Time passed, however, and Jennette actually loved school in the end.
“I sat my Leaving Cert, and have continued in education since. I often called back to both primary and secondary schools to check in with the old familiar faces. I enjoyed every minute of it. We had a class reunion a few years ago in the Maldron of our Communion class. What a night! Our group photo is up on the wall there.”
Katie O’Brien has a similar story to tell of hated early schooldays.
“It wasn’t the baby school that gave me the problems, though, it was going from that small, friendly place to a huge convent school with terrifying nuns that did for me.

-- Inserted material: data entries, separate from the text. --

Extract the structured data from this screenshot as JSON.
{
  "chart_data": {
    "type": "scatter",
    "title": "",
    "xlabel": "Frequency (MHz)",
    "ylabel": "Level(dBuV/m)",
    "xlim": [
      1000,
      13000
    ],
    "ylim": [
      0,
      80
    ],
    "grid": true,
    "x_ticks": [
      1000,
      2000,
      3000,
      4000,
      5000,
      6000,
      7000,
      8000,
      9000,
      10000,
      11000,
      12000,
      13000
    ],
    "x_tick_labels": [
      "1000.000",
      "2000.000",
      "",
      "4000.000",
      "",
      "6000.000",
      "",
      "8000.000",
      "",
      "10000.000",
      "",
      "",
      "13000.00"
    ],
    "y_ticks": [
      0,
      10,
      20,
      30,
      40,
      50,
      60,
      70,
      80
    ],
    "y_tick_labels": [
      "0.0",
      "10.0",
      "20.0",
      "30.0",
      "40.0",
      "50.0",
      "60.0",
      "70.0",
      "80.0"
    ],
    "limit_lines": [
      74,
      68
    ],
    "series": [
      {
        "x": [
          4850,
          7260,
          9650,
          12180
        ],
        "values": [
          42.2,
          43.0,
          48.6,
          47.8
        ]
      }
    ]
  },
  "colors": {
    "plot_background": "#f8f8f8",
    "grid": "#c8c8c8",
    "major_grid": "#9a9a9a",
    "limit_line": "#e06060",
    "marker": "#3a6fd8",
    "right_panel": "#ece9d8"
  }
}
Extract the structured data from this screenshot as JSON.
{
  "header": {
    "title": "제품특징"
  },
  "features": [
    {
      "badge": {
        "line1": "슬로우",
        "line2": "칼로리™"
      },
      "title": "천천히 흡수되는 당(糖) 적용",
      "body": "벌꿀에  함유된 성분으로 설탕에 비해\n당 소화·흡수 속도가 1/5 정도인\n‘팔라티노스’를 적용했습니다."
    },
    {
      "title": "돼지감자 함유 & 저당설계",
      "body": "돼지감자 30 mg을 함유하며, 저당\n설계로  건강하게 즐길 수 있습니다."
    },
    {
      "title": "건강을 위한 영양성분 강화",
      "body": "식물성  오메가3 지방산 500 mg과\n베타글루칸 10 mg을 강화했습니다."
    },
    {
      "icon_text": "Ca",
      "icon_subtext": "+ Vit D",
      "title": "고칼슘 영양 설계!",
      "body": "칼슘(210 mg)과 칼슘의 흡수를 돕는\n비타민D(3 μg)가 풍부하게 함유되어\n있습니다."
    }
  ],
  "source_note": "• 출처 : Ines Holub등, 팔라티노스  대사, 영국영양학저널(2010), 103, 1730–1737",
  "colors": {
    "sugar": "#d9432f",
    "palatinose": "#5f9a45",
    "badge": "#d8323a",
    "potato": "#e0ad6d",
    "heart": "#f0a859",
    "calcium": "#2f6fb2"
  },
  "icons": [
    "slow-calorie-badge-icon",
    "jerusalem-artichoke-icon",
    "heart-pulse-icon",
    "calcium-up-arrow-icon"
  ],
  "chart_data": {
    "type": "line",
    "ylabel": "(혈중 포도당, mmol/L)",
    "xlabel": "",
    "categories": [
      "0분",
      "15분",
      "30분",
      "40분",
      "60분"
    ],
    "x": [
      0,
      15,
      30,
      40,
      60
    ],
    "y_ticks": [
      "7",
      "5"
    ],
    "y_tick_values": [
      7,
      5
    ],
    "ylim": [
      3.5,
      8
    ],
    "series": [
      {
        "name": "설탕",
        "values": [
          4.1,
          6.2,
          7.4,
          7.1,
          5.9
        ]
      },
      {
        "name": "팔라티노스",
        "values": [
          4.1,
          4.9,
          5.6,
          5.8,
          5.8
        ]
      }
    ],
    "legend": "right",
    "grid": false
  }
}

“The first morning, as I sat there, shaking, trying to listen to the teacher, the door crashed open and a huge, imposing nun strode in, veil flapping, rosary clinking. Immediately, the entire class rose to its feet as one and chanted some incomprehensible mantra in unison. I hadn’t a clue what was going on and shrank down even further into my seat (at an old wooden double desk, scratched and battered by years of use).
“It was quite some time before I learned that what they were shouting was ‘Dia’s Muire dhuit’s Padraig, a Mathair!’ How was I to know?”
Katie spent several months emulating Jennette in escaping from that classroom on every pretext from sore throat to headache, and getting home to safety and familiarity.
Her mother, she says, was driven distracted, worrying that her little girl would never learn anything.
“But eventually, I learned to get on with the others, and got clued in on the ways and forms of behaviour (although the first time I saw a gigantic skipping rope in the yard, and 20 girls at a time jumping in and out to a complicated system, and me being pushed relentlessly forward in the line, I nearly ran home again).
“And it didn’t hurt my education in the end,” adds Katie, “although I had to be past school and in postgraduate study before I really discovered the joys of learning. School wasn’t about enjoying yourself back then, though, was it?”